Technical Abstract: Medusahead (Taeniatherum caput-medusae [L.] Nevski), a nonnative, winter-annual grass, is invading rangelands throughout the western US. Oust® (sulfometuron methyl) has been used to control medusahead. Oust® interferes with enzymes (acetohydroxy acid synthase [AHS]) that are necessary for plant cell division and pre-emergence treatments control weeds through root uptake. We assessed the impacts of fall applications (pre-emergent) of Oust® (October 2001) on native forbs on the sagebrush/bunchgrass steppe of central Oregon over two growing seasons. We evaluated the population dynamics of selected native plant species on plots that had been treated with Oust® and on untreated controls. The experimental design was a split-plot in time (repeated measures) with randomly applied treatments.

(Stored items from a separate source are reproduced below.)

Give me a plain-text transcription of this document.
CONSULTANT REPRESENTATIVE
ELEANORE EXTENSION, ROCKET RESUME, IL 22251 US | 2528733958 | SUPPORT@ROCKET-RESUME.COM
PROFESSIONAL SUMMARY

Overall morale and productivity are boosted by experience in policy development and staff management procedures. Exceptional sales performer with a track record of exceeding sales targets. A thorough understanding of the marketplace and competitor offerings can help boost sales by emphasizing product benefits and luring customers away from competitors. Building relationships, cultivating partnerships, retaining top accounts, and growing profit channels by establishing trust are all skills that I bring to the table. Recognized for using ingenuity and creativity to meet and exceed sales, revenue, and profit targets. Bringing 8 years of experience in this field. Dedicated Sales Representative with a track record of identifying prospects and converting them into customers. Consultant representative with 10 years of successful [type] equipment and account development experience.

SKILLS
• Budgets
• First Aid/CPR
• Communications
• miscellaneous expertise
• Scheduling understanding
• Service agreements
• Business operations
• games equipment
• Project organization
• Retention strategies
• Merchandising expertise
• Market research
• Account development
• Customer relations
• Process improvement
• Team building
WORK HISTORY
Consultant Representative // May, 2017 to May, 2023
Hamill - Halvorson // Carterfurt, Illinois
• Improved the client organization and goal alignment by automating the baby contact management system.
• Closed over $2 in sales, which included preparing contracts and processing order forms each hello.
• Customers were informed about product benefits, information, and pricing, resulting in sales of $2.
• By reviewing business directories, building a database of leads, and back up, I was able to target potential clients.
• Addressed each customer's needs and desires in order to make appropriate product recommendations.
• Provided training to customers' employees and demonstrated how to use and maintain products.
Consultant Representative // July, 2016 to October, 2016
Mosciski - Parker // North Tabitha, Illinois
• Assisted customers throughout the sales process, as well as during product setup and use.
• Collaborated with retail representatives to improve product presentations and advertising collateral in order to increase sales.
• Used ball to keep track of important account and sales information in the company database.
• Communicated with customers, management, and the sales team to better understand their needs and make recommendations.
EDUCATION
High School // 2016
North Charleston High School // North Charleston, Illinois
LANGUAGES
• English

To ensure that native plant populations were represented across treatments and controls, we employed plot pairing with pairs having similar initial species composition, density, and vigor of selected native plants. The application rate was 70.0 g ai/ha (1.0 oz. ai/acre) for Oust®. Seven of 12 forbs tested had a significant reduction in density (P ' 0.10) after two years: Achillea millefolium L. 28% survival (P = 0.0219), Agoseris glauca (Pursh) Raf. 28 % survival (P = 0.1007), Astragalus purshii Dougl. ex Hook. 25 % survival (P = 0.0051), Balsamorhiza serrata A. Nels. & J.F. Macbr. 15 % survival (P = 0.023), Crepis modocensis Greene 36 % survival (P = 0.0012), Lupinus saxosus T.J. Howell 83 % survival (P = 0.0612), Minuartia nuttallii (Pax) Briq. 44 % survival (P = 0.096), Phlox hoodii Richards. 39 % survival (P = 0.0044). This experiment was not designed to evaluate the effectiveness of Oust® treatments on the control of unwanted plants. Photographic analysis suggested that Oust® treated plots had 5% less vegetative cover than control plots after 1 year (P = 0.0286). Two years after treatment there was 1.8% (P = 0.0537) more cover of vegetation in treated plots.